For too long, I’d been too set on the idea of perfect, that love would come riding in on a white horse to save the day. Instead, love had walked into a bar, homeless, with the only goal in mind of sinking himself.
And I’d been the one to save him.
I hoped.
God, I hoped.
“But I don’t know that he loves me.”
“Oh, Eve.” She chuckled.
“What?” There was a twinge of affront in my tone.
My face was still red and streaked with tears and she was laughing.
“Miles loves you.” I wished her surety could make it true. “Let me tell you something about the Madison brothers. Well, a few things. One, they are as stubborn as they are strong. Two, they, without fail, will give themselves what they think they deserve.”
“I-I don’t understand.”
“I can’t tell you I know the whole story because I don’t. But I know that Miles was hurt pretty badly by an old girlfriend—so badly that he, clearly, felt he didn’t deserve a future or love.”
I couldn’t argue. It was always the one thing that stuck out in my mind—no matter what Amanda had done to him, the last thing Miles always ended with was that he’d been the one at fault for believing her, that it was his judgment that couldn’t be trusted.
He blamed himself.
“And in spite of that fierce resolution to be alone, he still found his way to you. He still chose you, knowing what it would mean.”
“You know about that?” Dumb question.
“Mick called me right after he hung up with his brother,” she confirmed. “I may not have talked to Miles, but I know my man. And I know that from the second we pulled out of Carmel, there wasn’t a day that went by where he wasn’t worrying about his brother and how much farther he was sinking.”
I laid back on the rock and closed my eyes as she spoke.
That was the thing about Jules, when she talked to you, it was like you were the only person in the world and somehow, just by a conversation, she could ease your troubles. Like warm tea and a book on a cold winter day. It was how everyone who met her knew she would make an excellent nurse.
“And then, whether it was fate or folly, the orbit you and Miles kept around your feelings for each other shifted, and Mick worried but not in the same way.
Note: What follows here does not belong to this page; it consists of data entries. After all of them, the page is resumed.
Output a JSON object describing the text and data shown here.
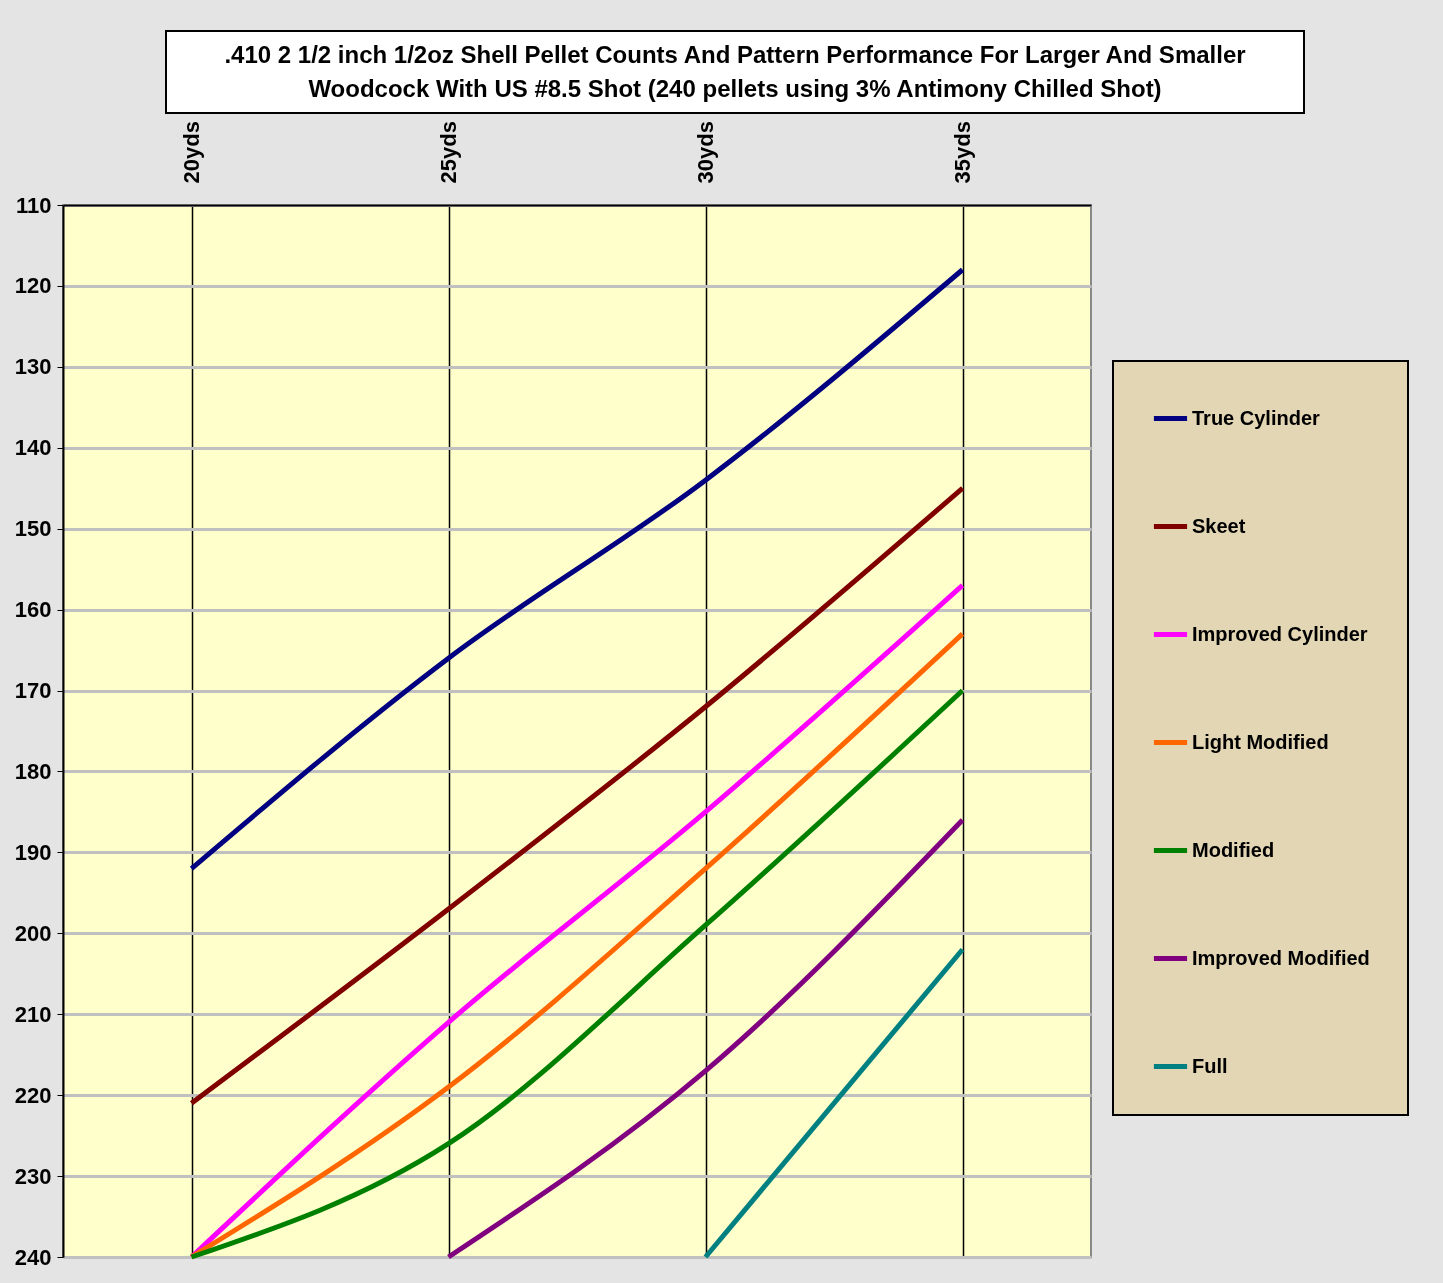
{
  "chart_data": {
    "type": "line",
    "title": ".410 2 1/2 inch 1/2oz Shell Pellet Counts And Pattern Performance For Larger And Smaller Woodcock With US #8.5 Shot (240 pellets using 3% Antimony Chilled Shot)",
    "categories": [
      "20yds",
      "25yds",
      "30yds",
      "35yds"
    ],
    "ylim": [
      240,
      110
    ],
    "yticks": [
      110,
      120,
      130,
      140,
      150,
      160,
      170,
      180,
      190,
      200,
      210,
      220,
      230,
      240
    ],
    "grid": true,
    "legend": "right",
    "marker": "none",
    "line_style": "solid",
    "series": [
      {
        "name": "True Cylinder",
        "color": "#000080",
        "values": [
          192,
          166,
          144,
          118
        ]
      },
      {
        "name": "Skeet",
        "color": "#800000",
        "values": [
          221,
          197,
          172,
          145
        ]
      },
      {
        "name": "Improved Cylinder",
        "color": "#ff00ff",
        "values": [
          240,
          211,
          185,
          157
        ]
      },
      {
        "name": "Light Modified",
        "color": "#ff6600",
        "values": [
          240,
          219,
          192,
          163
        ]
      },
      {
        "name": "Modified",
        "color": "#008000",
        "values": [
          240,
          226,
          199,
          170
        ]
      },
      {
        "name": "Improved Modified",
        "color": "#800080",
        "values": [
          null,
          240,
          217,
          186
        ]
      },
      {
        "name": "Full",
        "color": "#008080",
        "values": [
          null,
          null,
          240,
          202
        ]
      }
    ]
  }
}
He worried with anticipation, like he could see happiness on the horizon for his twin if only Miles were smart enough to head toward it.”
I shuddered.
“I-I just don’t know, Jules. I don’t know what to think. I’m so unsure… and afraid. I’m so afraid I’m going to lose him.” There was no point in denying it. There was no point in pretending that lying to myself about it made me strong.
I. Was. Afraid.
I was afraid because I was human.
I was afraid because I had a heart.
“He loves you, Eve. Even if he’s stubborn and reluctant to admit it—and reluctant to admit that he deserves you. But just remember, every fairy tale has trials. How else are you going to find out that love perseveres?”
A good ten seconds went by, her words dripping through my pores like water through sand.
“Thank you.” It wasn’t enough, but the rest of my thoughts were being bottled up for the conversation I was about to have with Miles.
“Don’t thank me, Eve. You’re my friend. I’m always here for you.”
I let out a long breath. “Okay, I guess I’ll let you know how it goes.”
“Out of all the things to have faith in, love is the surest.”
I groaned. “You know, that was so easy to believe back when it was just a thought. Back before it was attached to a man who was living out of a tent and insisted that forever wasn’t for him.”
But I did still believe it.
“And Eve…”
“Yeah?” I pushed myself up from the rock and sunk my feet into the water again.
“Congratulations.” Even through the phone, her smile was contagious.
“Thank you.”
The sand shifted under me like a giant hourglass, reminding me that time was always moving and life was always changing. But even though the little tiny grains might rise and fall below me, didn’t mean I still couldn’t stand through the shift. There was a balance between the changing tide and the steady sand. And in that balance, I found my breath.
And held onto my belief in my fairy tale.